News & Events

New models improve cardiac risk prediction and reveal non-medical risk factors

A recent study used machine-learning models to analyze medical records in an effort to identify risk factors for out-of-hospital cardiac arrests (OHCA). The findings, which appeared in the journal Circulation, not only revealed significant non-medical indicators of OHCA risk but showed that the models used were better at predicting OHCA than current approaches.

“While previous studies primarily focused on cardiovascular factors associated with OHCA, our findings show that OHCA risk is complex and includes sociodemographic and non-cardiovascular factors. This insight opens the door to future public health measures that can mitigate the risk. In addition, the machine learning methods used in this research offered considerable improvement over simpler models based on previously-published covariates associated with sudden cardiac death.” said Ali Shojaie, professor of biostatistics at the University of Washington School of Public Health and one of the study’s co-authors.

Ali Shojaie
Ali Shojaie, University of Washington professor of biostatistics, is a co-author of recent study which used machine-learning models to analyze medical records in an effort to identify risk factors for out-of-hospital cardiac arrests (OHCA).

Non-medical predictors of OHCA identified by the research include demographic factors (single marital status, underrepresented race), substance abuse disorder, fluid and electrolyte disorder, and alcohol abuse.
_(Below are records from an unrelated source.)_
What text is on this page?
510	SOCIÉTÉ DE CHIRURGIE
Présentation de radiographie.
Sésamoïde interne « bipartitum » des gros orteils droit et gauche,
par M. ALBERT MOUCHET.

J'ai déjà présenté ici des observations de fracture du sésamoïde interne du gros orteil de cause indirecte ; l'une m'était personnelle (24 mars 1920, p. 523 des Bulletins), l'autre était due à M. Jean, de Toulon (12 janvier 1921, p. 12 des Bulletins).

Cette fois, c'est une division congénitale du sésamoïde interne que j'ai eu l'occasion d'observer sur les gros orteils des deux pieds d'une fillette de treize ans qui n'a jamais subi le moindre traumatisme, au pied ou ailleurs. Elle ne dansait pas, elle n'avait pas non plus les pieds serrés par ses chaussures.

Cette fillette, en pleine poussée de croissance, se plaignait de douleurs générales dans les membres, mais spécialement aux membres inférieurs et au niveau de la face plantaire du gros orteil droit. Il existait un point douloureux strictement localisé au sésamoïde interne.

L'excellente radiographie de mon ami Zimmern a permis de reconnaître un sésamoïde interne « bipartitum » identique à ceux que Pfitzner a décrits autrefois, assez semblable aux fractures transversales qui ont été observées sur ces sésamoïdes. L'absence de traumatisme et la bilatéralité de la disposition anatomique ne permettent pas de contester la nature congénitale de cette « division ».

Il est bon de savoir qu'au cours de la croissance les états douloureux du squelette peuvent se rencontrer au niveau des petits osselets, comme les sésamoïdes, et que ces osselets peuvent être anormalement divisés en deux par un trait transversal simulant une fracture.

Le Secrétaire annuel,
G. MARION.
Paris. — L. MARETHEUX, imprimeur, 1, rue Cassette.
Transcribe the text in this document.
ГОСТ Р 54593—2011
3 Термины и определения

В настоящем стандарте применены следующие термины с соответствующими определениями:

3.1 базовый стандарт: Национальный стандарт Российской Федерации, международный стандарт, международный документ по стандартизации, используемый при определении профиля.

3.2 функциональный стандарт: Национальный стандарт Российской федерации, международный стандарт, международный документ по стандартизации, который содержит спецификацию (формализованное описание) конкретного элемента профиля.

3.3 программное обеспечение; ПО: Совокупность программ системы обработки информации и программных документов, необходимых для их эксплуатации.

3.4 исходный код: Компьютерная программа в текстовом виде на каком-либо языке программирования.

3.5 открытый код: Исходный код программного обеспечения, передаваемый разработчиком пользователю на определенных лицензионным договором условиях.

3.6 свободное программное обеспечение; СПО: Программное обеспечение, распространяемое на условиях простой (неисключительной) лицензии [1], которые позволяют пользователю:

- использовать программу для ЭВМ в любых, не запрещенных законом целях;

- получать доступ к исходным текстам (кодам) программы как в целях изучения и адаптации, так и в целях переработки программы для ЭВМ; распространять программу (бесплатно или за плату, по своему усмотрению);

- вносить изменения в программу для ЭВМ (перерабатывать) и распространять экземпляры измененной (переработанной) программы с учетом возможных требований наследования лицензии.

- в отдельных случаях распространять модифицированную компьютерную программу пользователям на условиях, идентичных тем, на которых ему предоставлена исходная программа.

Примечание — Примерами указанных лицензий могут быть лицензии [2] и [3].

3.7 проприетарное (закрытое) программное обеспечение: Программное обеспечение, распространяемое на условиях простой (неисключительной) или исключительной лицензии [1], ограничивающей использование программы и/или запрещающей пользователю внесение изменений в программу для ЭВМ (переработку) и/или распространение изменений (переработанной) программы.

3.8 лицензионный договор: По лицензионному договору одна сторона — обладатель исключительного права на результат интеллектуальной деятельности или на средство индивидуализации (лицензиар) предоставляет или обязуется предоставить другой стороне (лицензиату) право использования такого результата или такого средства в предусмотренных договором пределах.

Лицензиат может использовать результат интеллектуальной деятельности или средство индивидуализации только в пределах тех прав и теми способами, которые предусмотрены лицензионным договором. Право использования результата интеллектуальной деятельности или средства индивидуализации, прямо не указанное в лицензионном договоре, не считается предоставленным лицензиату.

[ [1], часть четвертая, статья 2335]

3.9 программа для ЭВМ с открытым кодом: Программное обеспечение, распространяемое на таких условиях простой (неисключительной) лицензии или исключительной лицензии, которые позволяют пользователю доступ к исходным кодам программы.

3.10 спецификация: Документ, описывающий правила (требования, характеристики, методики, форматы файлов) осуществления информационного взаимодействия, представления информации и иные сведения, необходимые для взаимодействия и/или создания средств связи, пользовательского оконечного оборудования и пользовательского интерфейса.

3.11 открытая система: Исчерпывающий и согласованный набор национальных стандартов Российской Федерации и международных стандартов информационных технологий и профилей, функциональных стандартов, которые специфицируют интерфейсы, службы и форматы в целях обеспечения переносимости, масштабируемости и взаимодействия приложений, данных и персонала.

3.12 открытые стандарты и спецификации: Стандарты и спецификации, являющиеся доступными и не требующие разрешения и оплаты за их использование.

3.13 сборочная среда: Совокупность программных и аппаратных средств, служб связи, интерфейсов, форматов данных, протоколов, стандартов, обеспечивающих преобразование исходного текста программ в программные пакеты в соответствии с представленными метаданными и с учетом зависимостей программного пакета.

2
The study cross-referenced a King County, Wash., registry of OCHA cases with UW Medicine electronic health records (EHR) and found 2,366 patients who had suffered cardiac arrest. These records were then analyzed by three machine-learning models for common medical and non-medical factors.

Shojaie, along with Associate Professor Noah Simon and UW researcher Jessica Perry, played a pivotal role in the data analysis required for the research. 

“Aside from the challenges of matching the UW EHR data to the King County EMS system, careful statistical analysis was crucial in this project. First, the analysis of EHR data is complicated by the presence of missing values. Second, OHCA is very rare in the general population (0.1% prevalence), which complicates the development of reliable machine learning models. Third, in addition to developing predictive models, a key goal of the research was to identify factors associated with OHCA risk. This required the use of explainable machine learning models,” said Shojaie. Explainable models reveal how data is used to draw conclusions as opposed to black box models where operations and algorithms are not transparent.

Shojaie noted that the study required close collaboration between biostatisticians/statisticians, bioinformaticians, epidemiologists and cardiovascular researchers, and that such interdisciplinary collaborations are key to advancing biomedical and public health science.

“The research also points to the potential of explainable machine learning methods to provide tools to not only identify those at risk of complex diseases, but also provide new insight into underlying mechanisms of complex diseases. There are many opportunities waiting for biostatisticians to engage in similar projects,” said Shojaie.